The records of 54 untreated patients with a confirmed diagnosis of PTCL managed at our Institute between 2001 and 2011 were reviewed. The histologic subtypes were: 37 (68%) peripheral T-cell lymphomas unspecified (PTCL-U), 13 (24%) anaplastic large cell lymphomas (ALCL), of which 4 (30%) ALK-positive, 2 (4%) angio-immunoblastic lymphomas (AITL) and 2 (4%) enteropathy-associated T-cell lymphomas (EATL). The clinical characteristics were: median age 56 years (range 18-79); 40 men and 14 women; 13 (24%) and 41 (76%) patients were, respectively, in Ann Arbor stages I-II and III-IV. An elevated serum LDH was present in 33% of patients, 48% had B symptoms and 24% had a bone marrow involvement. The ECOG performance status was 2-3 in 28% of patients. According to the International Prognostic Index (IPI) and the prognostic index for T-cell lymphomas (PIT), 11% and 22% were classified as low risk, 30% and 33% as low-intermediate risk, 12% and 33% as high-intermediate risk and 29% and 12% as high risk, respectively. CHOP-like regimens were given to 32 (59%) patients, 14 of whom received the CHOEP regimen. The remaining 22 (41%) patients were treated with more intensive third generation regimens (MACOP-B like). ASCT was planned as upfront consolidation therapy for 16/54 (30%) patients.
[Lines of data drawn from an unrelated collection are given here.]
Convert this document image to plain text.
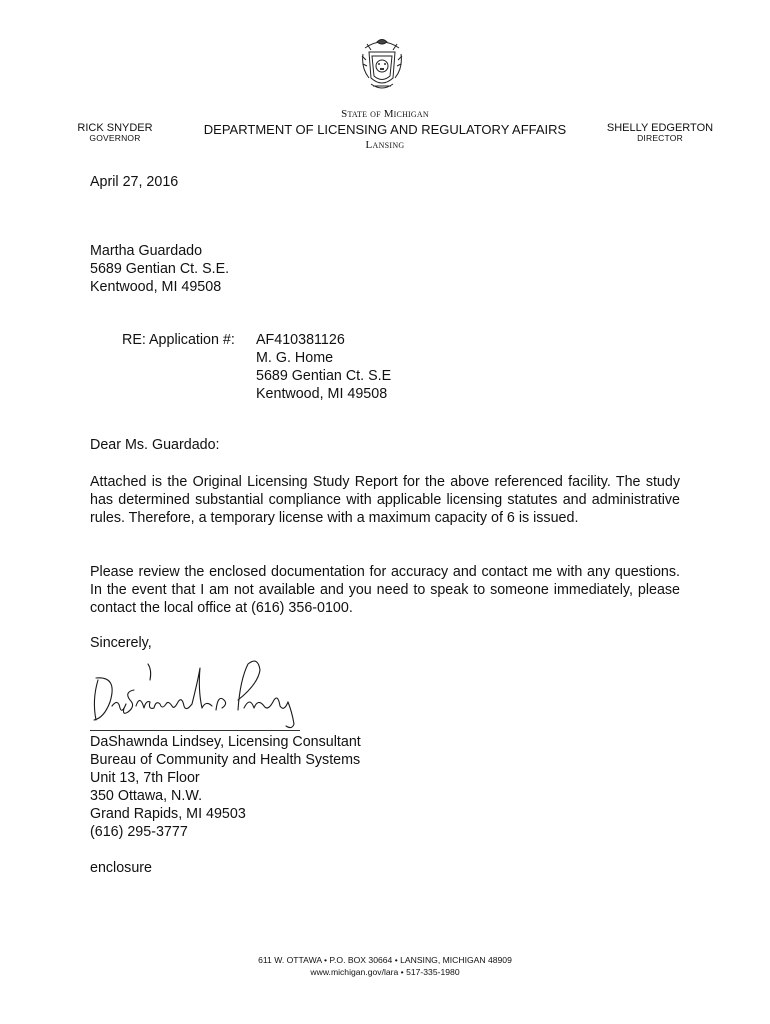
RICK SNYDER
GOVERNOR
State of Michigan
DEPARTMENT OF LICENSING AND REGULATORY AFFAIRS
Lansing
SHELLY EDGERTON
DIRECTOR
April 27, 2016
Martha Guardado
5689 Gentian Ct. S.E.
Kentwood, MI 49508
RE: Application #: AF410381126
M. G. Home
5689 Gentian Ct. S.E
Kentwood, MI 49508
Dear Ms. Guardado:
Attached is the Original Licensing Study Report for the above referenced facility. The study has determined substantial compliance with applicable licensing statutes and administrative rules. Therefore, a temporary license with a maximum capacity of 6 is issued.
Please review the enclosed documentation for accuracy and contact me with any questions. In the event that I am not available and you need to speak to someone immediately, please contact the local office at (616) 356-0100.
Sincerely,
DaShawnda Lindsey, Licensing Consultant
Bureau of Community and Health Systems
Unit 13, 7th Floor
350 Ottawa, N.W.
Grand Rapids, MI 49503
(616) 295-3777
enclosure
611 W. OTTAWA • P.O. BOX 30664 • LANSING, MICHIGAN 48909
www.michigan.gov/lara • 517-335-1980
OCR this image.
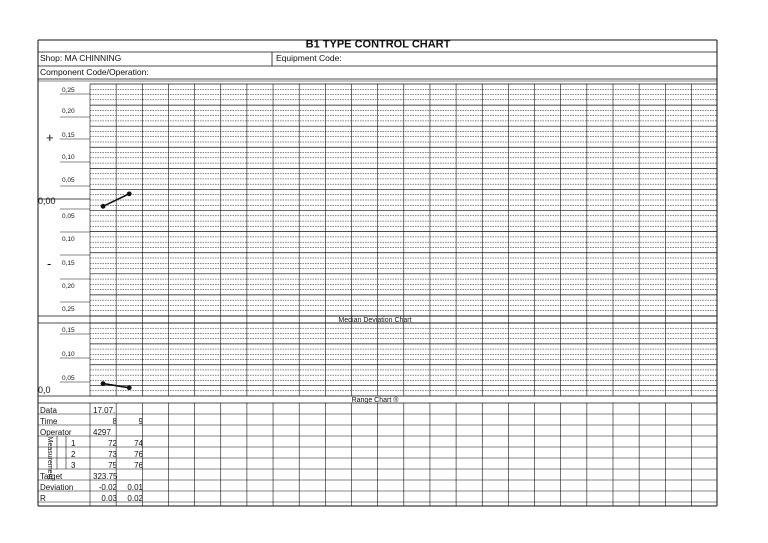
B1 TYPE CONTROL CHART
Shop: MA CHINNING	Equipment Code:
Component Code/Operation:
0,25
0,20
0,15
0,10
0,05
0,00
0,05
0,10
0,15
0,20
0,25
+
-
Median Deviation Chart
0,15
0,10
0,05
0,0
Range Chart ®
Data
Time
Operator
Measurement 1
2
3
Target
Deviation
R
17.07.
8	9
4297
72 74
73 76
75 76
323.75
-0.02 0.01
0.03 0.02
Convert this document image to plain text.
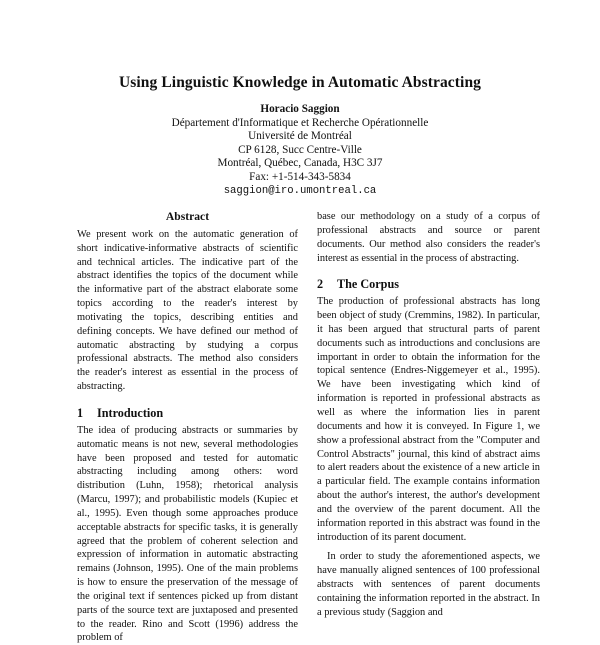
Using Linguistic Knowledge in Automatic Abstracting
Horacio Saggion
Département d'Informatique et Recherche Opérationnelle
Université de Montréal
CP 6128, Succ Centre-Ville
Montréal, Québec, Canada, H3C 3J7
Fax: +1-514-343-5834
saggion@iro.umontreal.ca
Abstract

We present work on the automatic generation of short indicative-informative abstracts of scientific and technical articles. The indicative part of the abstract identifies the topics of the document while the informative part of the abstract elaborate some topics according to the reader's interest by motivating the topics, describing entities and defining concepts. We have defined our method of automatic abstracting by studying a corpus professional abstracts. The method also considers the reader's interest as essential in the process of abstracting.

1 Introduction

The idea of producing abstracts or summaries by automatic means is not new, several methodologies have been proposed and tested for automatic abstracting including among others: word distribution (Luhn, 1958); rhetorical analysis (Marcu, 1997); and probabilistic models (Kupiec et al., 1995). Even though some approaches produce acceptable abstracts for specific tasks, it is generally agreed that the problem of coherent selection and expression of information in automatic abstracting remains (Johnson, 1995). One of the main problems is how to ensure the preservation of the message of the original text if sentences picked up from distant parts of the source text are juxtaposed and presented to the reader. Rino and Scott (1996) address the problem of

base our methodology on a study of a corpus of professional abstracts and source or parent documents. Our method also considers the reader's interest as essential in the process of abstracting.

2 The Corpus

The production of professional abstracts has long been object of study (Cremmins, 1982). In particular, it has been argued that structural parts of parent documents such as introductions and conclusions are important in order to obtain the information for the topical sentence (Endres-Niggemeyer et al., 1995). We have been investigating which kind of information is reported in professional abstracts as well as where the information lies in parent documents and how it is conveyed. In Figure 1, we show a professional abstract from the "Computer and Control Abstracts" journal, this kind of abstract aims to alert readers about the existence of a new article in a particular field. The example contains information about the author's interest, the author's development and the overview of the parent document. All the information reported in this abstract was found in the introduction of its parent document.

In order to study the aforementioned aspects, we have manually aligned sentences of 100 professional abstracts with sentences of parent documents containing the information reported in the abstract. In a previous study (Saggion and
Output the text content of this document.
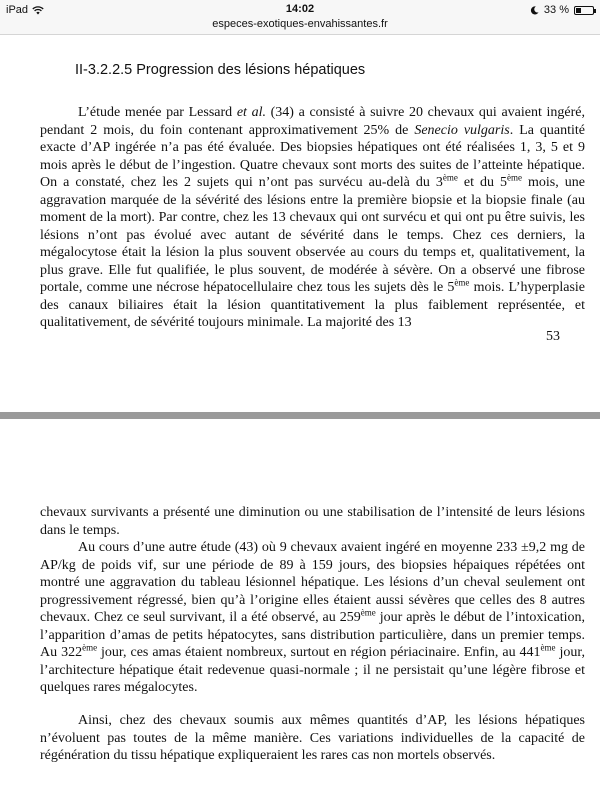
iPad	14:02	33 %
especes-exotiques-envahissantes.fr
II-3.2.2.5 Progression des lésions hépatiques

L’étude menée par Lessard et al. (34) a consisté à suivre 20 chevaux qui avaient ingéré, pendant 2 mois, du foin contenant approximativement 25% de Senecio vulgaris. La quantité exacte d’AP ingérée n’a pas été évaluée. Des biopsies hépatiques ont été réalisées 1, 3, 5 et 9 mois après le début de l’ingestion. Quatre chevaux sont morts des suites de l’atteinte hépatique. On a constaté, chez les 2 sujets qui n’ont pas survécu au-delà du 3ème et du 5ème mois, une aggravation marquée de la sévérité des lésions entre la première biopsie et la biopsie finale (au moment de la mort). Par contre, chez les 13 chevaux qui ont survécu et qui ont pu être suivis, les lésions n’ont pas évolué avec autant de sévérité dans le temps. Chez ces derniers, la mégalocytose était la lésion la plus souvent observée au cours du temps et, qualitativement, la plus grave. Elle fut qualifiée, le plus souvent, de modérée à sévère. On a observé une fibrose portale, comme une nécrose hépatocellulaire chez tous les sujets dès le 5ème mois. L’hyperplasie des canaux biliaires était la lésion quantitativement la plus faiblement représentée, et qualitativement, de sévérité toujours minimale. La majorité des 13

53

chevaux survivants a présenté une diminution ou une stabilisation de l’intensité de leurs lésions dans le temps.

Au cours d’une autre étude (43) où 9 chevaux avaient ingéré en moyenne 233 ±9,2 mg de AP/kg de poids vif, sur une période de 89 à 159 jours, des biopsies hépaiques répétées ont montré une aggravation du tableau lésionnel hépatique. Les lésions d’un cheval seulement ont progressivement régressé, bien qu’à l’origine elles étaient aussi sévères que celles des 8 autres chevaux. Chez ce seul survivant, il a été observé, au 259ème jour après le début de l’intoxication, l’apparition d’amas de petits hépatocytes, sans distribution particulière, dans un premier temps. Au 322ème jour, ces amas étaient nombreux, surtout en région périacinaire. Enfin, au 441ème jour, l’architecture hépatique était redevenue quasi-normale ; il ne persistait qu’une légère fibrose et quelques rares mégalocytes.

Ainsi, chez des chevaux soumis aux mêmes quantités d’AP, les lésions hépatiques n’évoluent pas toutes de la même manière. Ces variations individuelles de la capacité de régénération du tissu hépatique expliqueraient les rares cas non mortels observés.
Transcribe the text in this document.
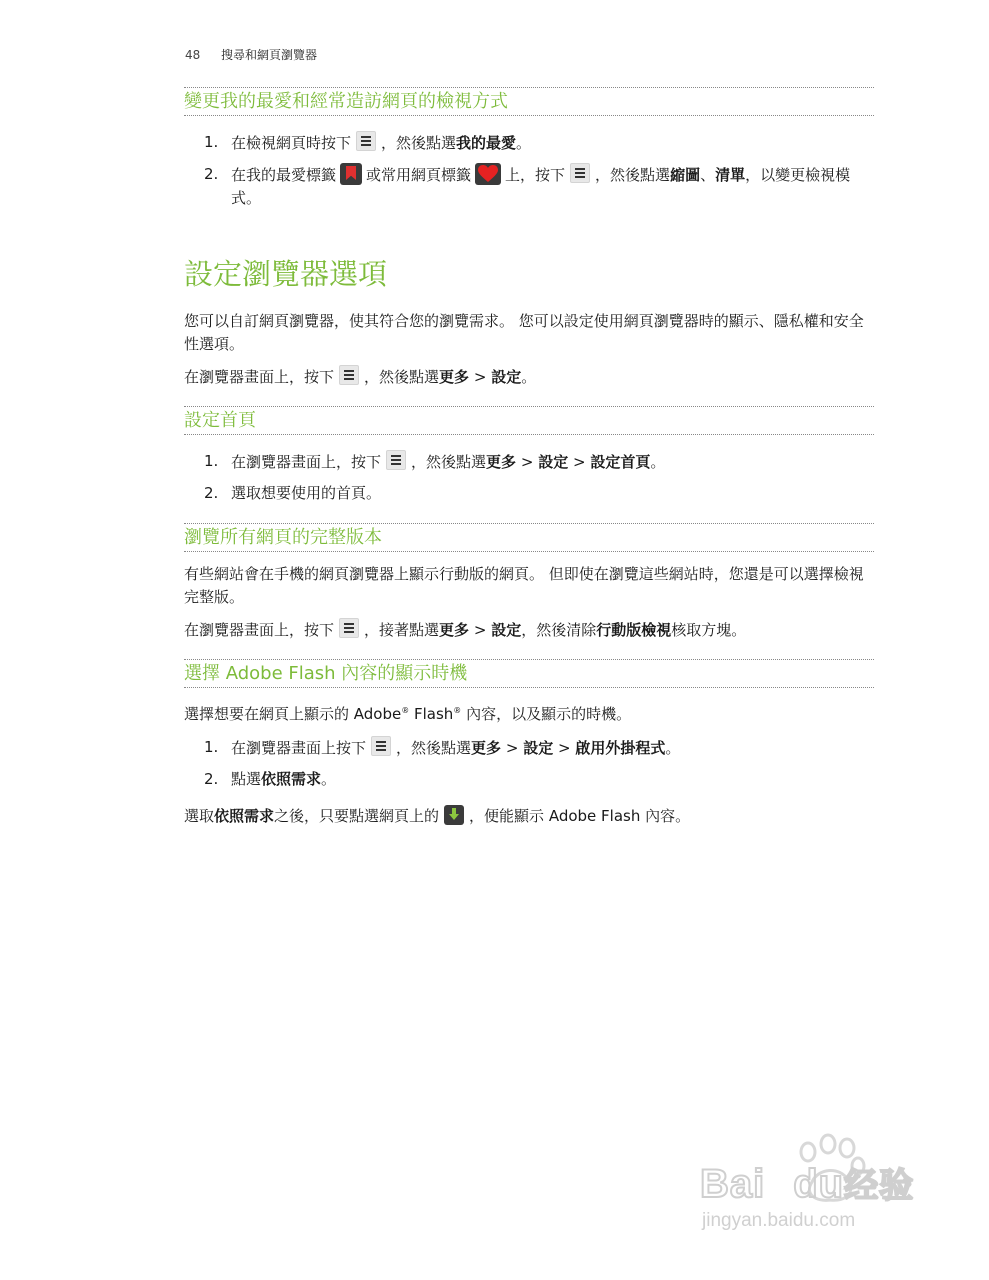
48 搜尋和網頁瀏覽器
變更我的最愛和經常造訪網頁的檢視方式
1. 在檢視網頁時按下 ，然後點選我的最愛。
2. 在我的最愛標籤 或常用網頁標籤 上，按下 ，然後點選縮圖、清單，以變更檢視模式。
設定瀏覽器選項
您可以自訂網頁瀏覽器，使其符合您的瀏覽需求。 您可以設定使用網頁瀏覽器時的顯示、隱私權和安全性選項。
在瀏覽器畫面上，按下 ，然後點選更多 > 設定。
設定首頁
1. 在瀏覽器畫面上，按下 ，然後點選更多 > 設定 > 設定首頁。
2. 選取想要使用的首頁。
瀏覽所有網頁的完整版本
有些網站會在手機的網頁瀏覽器上顯示行動版的網頁。 但即使在瀏覽這些網站時，您還是可以選擇檢視完整版。
在瀏覽器畫面上，按下 ，接著點選更多 > 設定，然後清除行動版檢視核取方塊。
選擇 Adobe Flash 內容的顯示時機
選擇想要在網頁上顯示的 Adobe® Flash® 內容，以及顯示的時機。
1. 在瀏覽器畫面上按下 ，然後點選更多 > 設定 > 啟用外掛程式。
2. 點選依照需求。
選取依照需求之後，只要點選網頁上的 ，便能顯示 Adobe Flash 內容。
Bai du经验
jingyan.baidu.com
A complete response (CR) was obtained in 30/54 (55.5%) patients, a partial response in 7 (13%), while 17 (31.5%) patients showed a lymphoma progression during induction therapy. No difference in terms of CR rate was observed between the CHOP-like and MACOP-B-like regimens. At a median follow-up of 19 months (range 3-138), the 5-years OS and 5-years PFS were 32% (95% CI 25.3-38.5) and 27% (95% CI 20.2-34.5), respectively. At univariate analysis, bone marrow involvement (p=0.003), PIT high risk group (p<0.001) and lymphocytopenia (p=0.06) predicted a shorter PFS. Five of 16 (31%) patients did not receive the planned ASCT consolidation due to early progression. Patients who received an ASCT as consolidation therapy presented a slightly better 5-year PFS than patients treated with chemotherapy alone (95% CI 37.7% vs 25%; p=0.08).
The prognosis of PTCLs remains poor despite the use of intensive chemotherapy regimen including upfront ASCT. More active induction chemotherapy regimens, including novel agents, should be designed in an attempt to increase the quality of response before ASCT consolidation therapy.
No relevant conflicts of interest to declare.